Rachel did not speak the language of the house and could not understand its warning. Still, she felt the tremors and thought apprehensively that the floor was beginning to vibrate in a subtle and unusual way, a drum thrumming in tune with the thudding waves, accompanied by the eerie, high-pitched whistle of the wind in the eaves. She finished consulting with Mrs. O'Reilly about the menus for next week—now written on the menu board in the kitchen—then lifted her skirts and went quickly up the wide, curving stairs.
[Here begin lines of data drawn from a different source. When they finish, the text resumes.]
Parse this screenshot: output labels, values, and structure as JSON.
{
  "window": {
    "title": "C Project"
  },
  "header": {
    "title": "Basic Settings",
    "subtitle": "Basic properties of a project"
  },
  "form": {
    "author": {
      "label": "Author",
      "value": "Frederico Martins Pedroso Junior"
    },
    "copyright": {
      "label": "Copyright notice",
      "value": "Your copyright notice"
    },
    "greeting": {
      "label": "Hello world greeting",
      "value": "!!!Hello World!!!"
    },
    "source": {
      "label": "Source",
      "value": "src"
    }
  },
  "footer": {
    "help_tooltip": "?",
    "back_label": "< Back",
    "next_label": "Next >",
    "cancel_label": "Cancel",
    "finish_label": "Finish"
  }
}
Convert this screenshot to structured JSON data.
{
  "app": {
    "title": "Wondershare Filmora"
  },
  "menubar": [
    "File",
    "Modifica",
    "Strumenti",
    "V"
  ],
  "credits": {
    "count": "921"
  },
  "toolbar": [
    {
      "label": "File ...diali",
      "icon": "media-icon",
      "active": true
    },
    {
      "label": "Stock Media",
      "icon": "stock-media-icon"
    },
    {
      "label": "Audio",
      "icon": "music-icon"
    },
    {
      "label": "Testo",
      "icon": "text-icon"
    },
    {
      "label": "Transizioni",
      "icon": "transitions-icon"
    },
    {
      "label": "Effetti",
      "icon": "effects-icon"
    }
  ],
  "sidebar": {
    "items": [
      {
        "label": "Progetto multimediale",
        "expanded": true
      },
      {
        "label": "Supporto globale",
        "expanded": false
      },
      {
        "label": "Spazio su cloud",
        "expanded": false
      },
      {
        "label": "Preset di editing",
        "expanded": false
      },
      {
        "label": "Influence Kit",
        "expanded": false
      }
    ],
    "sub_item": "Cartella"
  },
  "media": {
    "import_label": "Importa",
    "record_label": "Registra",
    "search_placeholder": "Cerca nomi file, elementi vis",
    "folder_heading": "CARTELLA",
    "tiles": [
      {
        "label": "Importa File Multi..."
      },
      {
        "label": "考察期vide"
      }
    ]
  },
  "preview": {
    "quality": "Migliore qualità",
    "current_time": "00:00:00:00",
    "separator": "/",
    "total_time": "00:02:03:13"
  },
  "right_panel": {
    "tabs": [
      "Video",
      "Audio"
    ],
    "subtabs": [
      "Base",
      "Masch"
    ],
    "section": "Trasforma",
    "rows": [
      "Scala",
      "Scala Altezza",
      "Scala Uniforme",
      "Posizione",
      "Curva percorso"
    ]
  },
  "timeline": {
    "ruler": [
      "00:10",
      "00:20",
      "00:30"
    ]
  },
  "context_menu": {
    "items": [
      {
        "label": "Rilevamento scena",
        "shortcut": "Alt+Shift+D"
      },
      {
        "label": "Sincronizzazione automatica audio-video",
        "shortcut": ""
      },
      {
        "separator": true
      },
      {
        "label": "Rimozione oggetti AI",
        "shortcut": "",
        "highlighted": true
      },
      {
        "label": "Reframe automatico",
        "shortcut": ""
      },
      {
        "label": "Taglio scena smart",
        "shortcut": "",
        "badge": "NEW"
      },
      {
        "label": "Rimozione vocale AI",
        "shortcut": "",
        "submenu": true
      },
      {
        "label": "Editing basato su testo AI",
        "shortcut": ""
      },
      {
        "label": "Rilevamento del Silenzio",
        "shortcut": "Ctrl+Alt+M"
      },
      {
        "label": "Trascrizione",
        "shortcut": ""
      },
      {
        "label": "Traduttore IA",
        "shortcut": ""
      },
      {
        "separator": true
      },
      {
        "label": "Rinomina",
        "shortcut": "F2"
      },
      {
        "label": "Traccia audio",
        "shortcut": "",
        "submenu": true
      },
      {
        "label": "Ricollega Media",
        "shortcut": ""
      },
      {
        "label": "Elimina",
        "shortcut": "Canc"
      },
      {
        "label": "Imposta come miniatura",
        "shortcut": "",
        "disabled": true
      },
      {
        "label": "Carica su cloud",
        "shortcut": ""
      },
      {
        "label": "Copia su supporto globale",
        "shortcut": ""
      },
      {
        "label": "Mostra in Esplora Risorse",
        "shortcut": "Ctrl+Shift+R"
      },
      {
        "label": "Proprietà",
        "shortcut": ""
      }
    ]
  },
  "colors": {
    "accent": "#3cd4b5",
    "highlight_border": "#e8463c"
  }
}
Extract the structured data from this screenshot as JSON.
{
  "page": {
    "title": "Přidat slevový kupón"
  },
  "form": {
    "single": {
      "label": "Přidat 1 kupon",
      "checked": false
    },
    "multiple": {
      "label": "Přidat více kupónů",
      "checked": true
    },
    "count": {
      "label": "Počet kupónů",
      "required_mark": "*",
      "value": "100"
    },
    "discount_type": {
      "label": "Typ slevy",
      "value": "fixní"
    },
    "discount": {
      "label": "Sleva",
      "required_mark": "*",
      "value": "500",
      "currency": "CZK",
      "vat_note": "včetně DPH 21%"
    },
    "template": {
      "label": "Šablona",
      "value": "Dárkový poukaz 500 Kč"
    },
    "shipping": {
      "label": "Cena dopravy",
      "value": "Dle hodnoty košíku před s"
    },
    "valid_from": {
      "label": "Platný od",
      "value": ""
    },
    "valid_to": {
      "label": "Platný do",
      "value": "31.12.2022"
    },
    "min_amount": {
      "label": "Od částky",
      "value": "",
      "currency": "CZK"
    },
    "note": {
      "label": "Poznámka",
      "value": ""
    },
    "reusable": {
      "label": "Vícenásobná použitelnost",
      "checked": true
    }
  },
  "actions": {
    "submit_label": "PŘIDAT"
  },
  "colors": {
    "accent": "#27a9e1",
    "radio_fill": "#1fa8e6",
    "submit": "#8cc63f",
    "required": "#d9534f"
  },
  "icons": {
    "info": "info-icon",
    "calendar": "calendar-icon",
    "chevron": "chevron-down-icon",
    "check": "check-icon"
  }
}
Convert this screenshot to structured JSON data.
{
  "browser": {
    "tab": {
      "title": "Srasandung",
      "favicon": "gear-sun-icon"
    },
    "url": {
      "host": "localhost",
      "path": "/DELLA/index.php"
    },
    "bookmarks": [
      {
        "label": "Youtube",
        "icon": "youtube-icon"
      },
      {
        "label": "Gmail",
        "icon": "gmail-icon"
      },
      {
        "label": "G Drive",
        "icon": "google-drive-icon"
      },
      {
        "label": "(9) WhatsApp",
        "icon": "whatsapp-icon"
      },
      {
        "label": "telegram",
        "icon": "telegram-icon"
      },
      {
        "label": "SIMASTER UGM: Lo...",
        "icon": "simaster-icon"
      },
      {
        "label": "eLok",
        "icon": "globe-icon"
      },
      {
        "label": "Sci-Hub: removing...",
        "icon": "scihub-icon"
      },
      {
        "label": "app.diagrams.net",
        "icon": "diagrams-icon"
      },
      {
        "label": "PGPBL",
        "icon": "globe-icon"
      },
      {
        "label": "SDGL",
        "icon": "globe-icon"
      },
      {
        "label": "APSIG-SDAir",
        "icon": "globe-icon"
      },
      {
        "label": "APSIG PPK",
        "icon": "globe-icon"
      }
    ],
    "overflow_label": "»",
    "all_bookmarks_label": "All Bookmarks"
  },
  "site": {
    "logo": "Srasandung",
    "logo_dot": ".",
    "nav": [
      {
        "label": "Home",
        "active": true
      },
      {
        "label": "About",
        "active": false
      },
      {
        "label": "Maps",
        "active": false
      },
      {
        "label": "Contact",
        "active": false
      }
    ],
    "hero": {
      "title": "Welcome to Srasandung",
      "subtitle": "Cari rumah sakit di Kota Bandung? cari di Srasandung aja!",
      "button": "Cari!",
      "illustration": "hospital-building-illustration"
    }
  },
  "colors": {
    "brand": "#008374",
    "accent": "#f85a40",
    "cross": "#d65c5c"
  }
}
Three flights and a few moments later, she was opening the door to the widow's walk at the top of the house. As she stepped outside, she pulled in her breath, startled. When she had glanced out the bedroom window at first light, the sky over the Gulf had seemed to be made of iridescent mother-of-pearl, tinted in glorious pinks and lavenders. Now, it was a flat, ominous slate gray, with heavy-bellied clouds, flushed smoky-orange by the sun, sulking along the eastern horizon. To the north and downtown, atop the Levy Building at Twenty-third and Market, the storm flag fluttered, a crimson square with a black square at its center, topped with a white pennant, both hoisted yesterday morning by their neighbor, Isaac Cline, who was in charge of the island's weather bureau. The red-and-black storm flag meant that heavy weather was rolling in; the pennant meant that the winds would come from the northwest. But to anyone who knew his weather, the flags were reassuring, for together they predicted that the storm would come ashore to the east of the city. Galveston was not likely to see much of a blow.